The Art of Paper Cutting: Mastering Scissor Skills

The Basics of Scissor Cutting

Children often find themselves faced with the task of cutting paper using scissors. While cutting along a straight line is relatively simple, cutting angled lines and curves require more sensorimotor control to achieve the desired outcome.

The Essential Actions of Scissor Cutting

Cutting paper with scissors involves a coordinated effort between the hand holding the scissors and the hand holding the paper. Here are the key actions:

The hand holding the scissors:

  • Grasps the scissors in a way that allows the thumb and fingers to open and close the blades.
  • Repeatedly opens and closes the blades to produce a clean cut.
  • Aligns the blades at right angles to the paper for a clean cut.

The hand holding the paper:

  • Grasps and positions the paper relative to the scissors, ensuring that closing the blades results in a cut in the desired direction.
  • Repositions the hand on the paper to change its position relative to the scissor blades.

The Dynamic Coordination between Hands

Cutting with scissors requires seamless coordination between the actions of both hands. When cutting along a straight line, the cutting and supporting hands interact in a simple manner. The paper remains steady, held at a right angle to the scissors, while the cutting hand moves the blades forward to produce a series of straight cuts.

However, if the blades are not aligned correctly, the paper may slip. This is particularly common with children’s craft scissors that tend to be slightly loose and not very sharp. When cutting angled lines or curves, the hands adjust their relative positions to align the blades correctly. Wrist and shoulder movements may also be involved, depending on the size of the paper and the angle of the line.

Cutting along Narrow Paper Strips

Cutting small pieces from a narrow strip of paper showcases the dynamic interaction between the two hands. The supporting hand may be repositioned as the cutting hand moves along the strip. Alternatively, the blades of the scissors can hold the paper steady while cutting.


Video Clip: Cutting Straight Lines

In this video clip, you can observe the seamless coordination between the two hands as I cut along straight lines. The strip of card is supported by my cutting hand when repositioning my supporting hand. The movements of the hands work together dynamically to achieve the desired outcome.
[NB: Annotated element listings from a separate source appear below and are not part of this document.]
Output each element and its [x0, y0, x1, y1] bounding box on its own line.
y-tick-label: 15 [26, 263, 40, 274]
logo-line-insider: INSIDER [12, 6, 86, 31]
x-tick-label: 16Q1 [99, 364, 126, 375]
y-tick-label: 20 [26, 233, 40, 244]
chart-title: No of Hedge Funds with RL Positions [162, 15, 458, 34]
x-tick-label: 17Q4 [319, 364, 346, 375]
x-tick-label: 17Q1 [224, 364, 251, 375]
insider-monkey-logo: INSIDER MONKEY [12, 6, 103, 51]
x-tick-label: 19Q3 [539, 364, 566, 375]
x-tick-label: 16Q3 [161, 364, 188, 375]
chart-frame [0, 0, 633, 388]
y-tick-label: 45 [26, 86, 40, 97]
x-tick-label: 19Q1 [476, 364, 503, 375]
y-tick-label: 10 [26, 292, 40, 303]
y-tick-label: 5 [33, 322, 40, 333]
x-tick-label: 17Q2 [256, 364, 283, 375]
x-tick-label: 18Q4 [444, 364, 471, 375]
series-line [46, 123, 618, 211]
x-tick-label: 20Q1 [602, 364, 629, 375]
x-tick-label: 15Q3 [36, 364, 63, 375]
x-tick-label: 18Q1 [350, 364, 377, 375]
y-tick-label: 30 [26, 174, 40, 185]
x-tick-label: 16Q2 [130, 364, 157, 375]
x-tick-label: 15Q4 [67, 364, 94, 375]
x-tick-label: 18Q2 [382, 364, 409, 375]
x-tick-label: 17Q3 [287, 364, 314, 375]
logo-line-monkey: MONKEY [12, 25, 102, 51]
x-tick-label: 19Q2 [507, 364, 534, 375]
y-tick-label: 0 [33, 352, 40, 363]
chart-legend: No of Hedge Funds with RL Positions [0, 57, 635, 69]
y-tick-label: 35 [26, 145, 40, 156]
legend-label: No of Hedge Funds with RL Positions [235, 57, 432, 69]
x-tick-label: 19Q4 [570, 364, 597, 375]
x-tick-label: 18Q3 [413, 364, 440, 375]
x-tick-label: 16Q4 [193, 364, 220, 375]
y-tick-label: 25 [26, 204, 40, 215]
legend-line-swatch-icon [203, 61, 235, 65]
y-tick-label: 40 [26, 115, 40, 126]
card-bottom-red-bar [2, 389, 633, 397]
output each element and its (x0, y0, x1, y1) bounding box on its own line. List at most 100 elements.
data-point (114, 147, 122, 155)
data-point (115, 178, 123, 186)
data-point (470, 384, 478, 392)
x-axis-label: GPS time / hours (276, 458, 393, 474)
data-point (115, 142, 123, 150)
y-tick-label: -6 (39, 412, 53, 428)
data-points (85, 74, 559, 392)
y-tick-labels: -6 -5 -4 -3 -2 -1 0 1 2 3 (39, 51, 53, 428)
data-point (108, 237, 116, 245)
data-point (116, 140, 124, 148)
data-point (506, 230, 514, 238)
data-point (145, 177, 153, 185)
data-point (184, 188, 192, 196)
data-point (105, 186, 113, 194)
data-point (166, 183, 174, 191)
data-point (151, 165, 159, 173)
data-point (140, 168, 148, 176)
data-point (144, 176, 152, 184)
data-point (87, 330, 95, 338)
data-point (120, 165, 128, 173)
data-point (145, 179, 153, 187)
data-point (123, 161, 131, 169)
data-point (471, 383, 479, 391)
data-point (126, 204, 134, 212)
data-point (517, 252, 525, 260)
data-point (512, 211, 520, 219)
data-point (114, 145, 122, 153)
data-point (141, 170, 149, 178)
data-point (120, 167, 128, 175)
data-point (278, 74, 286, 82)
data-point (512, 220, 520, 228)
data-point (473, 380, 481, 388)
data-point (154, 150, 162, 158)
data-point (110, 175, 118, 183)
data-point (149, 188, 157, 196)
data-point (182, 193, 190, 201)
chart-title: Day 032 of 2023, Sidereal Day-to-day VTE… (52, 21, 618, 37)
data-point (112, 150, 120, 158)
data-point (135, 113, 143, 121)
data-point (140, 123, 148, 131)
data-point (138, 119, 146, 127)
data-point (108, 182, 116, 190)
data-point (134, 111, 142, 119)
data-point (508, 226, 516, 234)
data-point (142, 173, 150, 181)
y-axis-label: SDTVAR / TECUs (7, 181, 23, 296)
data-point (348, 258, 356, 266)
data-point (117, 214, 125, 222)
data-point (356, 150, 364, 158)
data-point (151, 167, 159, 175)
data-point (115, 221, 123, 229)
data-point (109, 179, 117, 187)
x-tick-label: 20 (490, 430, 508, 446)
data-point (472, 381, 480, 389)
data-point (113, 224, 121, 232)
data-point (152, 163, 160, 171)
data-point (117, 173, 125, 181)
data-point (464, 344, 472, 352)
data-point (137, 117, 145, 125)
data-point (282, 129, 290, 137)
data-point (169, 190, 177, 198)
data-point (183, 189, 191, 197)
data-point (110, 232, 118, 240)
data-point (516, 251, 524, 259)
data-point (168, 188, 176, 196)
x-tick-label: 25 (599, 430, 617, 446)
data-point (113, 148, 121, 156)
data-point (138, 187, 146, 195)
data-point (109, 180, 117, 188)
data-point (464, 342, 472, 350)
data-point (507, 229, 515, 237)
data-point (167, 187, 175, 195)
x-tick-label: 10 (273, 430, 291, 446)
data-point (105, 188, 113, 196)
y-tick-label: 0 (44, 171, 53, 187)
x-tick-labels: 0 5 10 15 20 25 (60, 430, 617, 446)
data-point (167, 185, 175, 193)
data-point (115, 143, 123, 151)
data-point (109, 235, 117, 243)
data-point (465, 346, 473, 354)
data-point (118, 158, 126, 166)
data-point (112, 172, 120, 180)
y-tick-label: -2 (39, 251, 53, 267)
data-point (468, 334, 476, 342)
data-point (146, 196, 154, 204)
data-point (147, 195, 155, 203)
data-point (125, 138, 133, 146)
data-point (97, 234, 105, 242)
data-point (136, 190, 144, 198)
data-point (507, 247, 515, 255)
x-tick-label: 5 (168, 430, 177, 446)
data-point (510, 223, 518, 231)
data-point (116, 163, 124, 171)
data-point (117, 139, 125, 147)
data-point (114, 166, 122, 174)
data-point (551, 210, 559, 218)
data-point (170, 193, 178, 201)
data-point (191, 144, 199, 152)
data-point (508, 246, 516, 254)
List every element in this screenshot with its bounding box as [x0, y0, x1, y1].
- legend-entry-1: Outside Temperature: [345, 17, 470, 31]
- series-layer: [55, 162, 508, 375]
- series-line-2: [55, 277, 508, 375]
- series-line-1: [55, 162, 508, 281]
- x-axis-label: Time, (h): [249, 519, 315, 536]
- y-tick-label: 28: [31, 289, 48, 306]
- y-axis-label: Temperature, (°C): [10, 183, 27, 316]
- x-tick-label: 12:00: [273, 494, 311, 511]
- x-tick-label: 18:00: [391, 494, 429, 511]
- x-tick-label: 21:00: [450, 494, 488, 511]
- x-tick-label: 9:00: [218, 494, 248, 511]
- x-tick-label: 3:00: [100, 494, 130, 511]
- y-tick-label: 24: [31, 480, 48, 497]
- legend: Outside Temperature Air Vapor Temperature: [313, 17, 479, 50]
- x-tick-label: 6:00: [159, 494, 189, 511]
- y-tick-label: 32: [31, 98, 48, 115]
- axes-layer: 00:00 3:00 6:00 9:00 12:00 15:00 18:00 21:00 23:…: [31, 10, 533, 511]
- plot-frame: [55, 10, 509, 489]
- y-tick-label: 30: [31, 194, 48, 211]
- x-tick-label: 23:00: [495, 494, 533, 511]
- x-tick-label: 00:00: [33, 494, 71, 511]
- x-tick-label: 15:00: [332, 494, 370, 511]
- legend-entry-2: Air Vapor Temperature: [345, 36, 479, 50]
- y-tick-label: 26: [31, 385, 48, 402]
Efficient Motor Planning for Shoulder-Forearm-Wrist Coordination

Individuals with good cutting abilities, both children and adults, position the paper so that the cutting line aligns with the mid-sagittal plane of the body. This allows the hands to be positioned comfortably close to the midline, facing each other. Efficient coordination between the shoulder, elbow, forearm, and wrist is crucial for precise scissor and paper alignment.

Grasping the Scissors

Standard scissors have two loops for the thumb and fingers. The thumb is inserted into the smaller top loop, while the index finger often rests on the outside ring of the bottom loop. This positioning is believed to provide stability, although there is little evidence to support this assumption. The bottom loop can accommodate one or more fingers, depending on the scissor size.


Finger Movements for Blade Control

Coordinated thumb and finger movements open and close the blades of the scissors. When the blades are fully open, the thumb is extended. Closing the blades is achieved by flexing the thumb at the metacarpophalangeal (MCP) joint. The bottom loop is moved by flexing the MCP joints of the fingers inserted into it.

Shoulder and Wrist Movement Coordination

Individuals with good cutting abilities demonstrate effective interaction between shoulder and elbow movements and forearm and wrist movements. For most tasks, the upper arm remains close to the body, and the hands are brought to the midline by twisting the shoulders inward (medial rotation). The elbows are flexed, and the forearms are twisted to face each other, while wrist flexion allows for adjustments in paper and blade alignment.

Practice Makes Perfect

With practice, shoulder, elbow, and wrist movements become more efficient as individuals learn to use wrist movements to align the scissors and paper. Younger children tend to rely on shoulder movements to align the scissors and paper, resulting in less precise cuts.

Video Clips: Cutting Skills in Action

Take a look at these video clips showcasing different children’s cutting techniques and progress:

  • Will (2 years old) demonstrates various cutting components that need to be mastered and integrated into coordinated hand movements.
  • Max (4 years, 6 months) exhibits developing cutting skills, although he relies on changing the scissor blade direction instead of adjusting the paper position.
  • Rona (8 years) showcases fast cutting but lacks precision.
  • Will (7 years) cuts along short lines with improved technique and precision.

Remember, like any skill, cutting with scissors becomes more efficient with practice and the honing of motor coordination.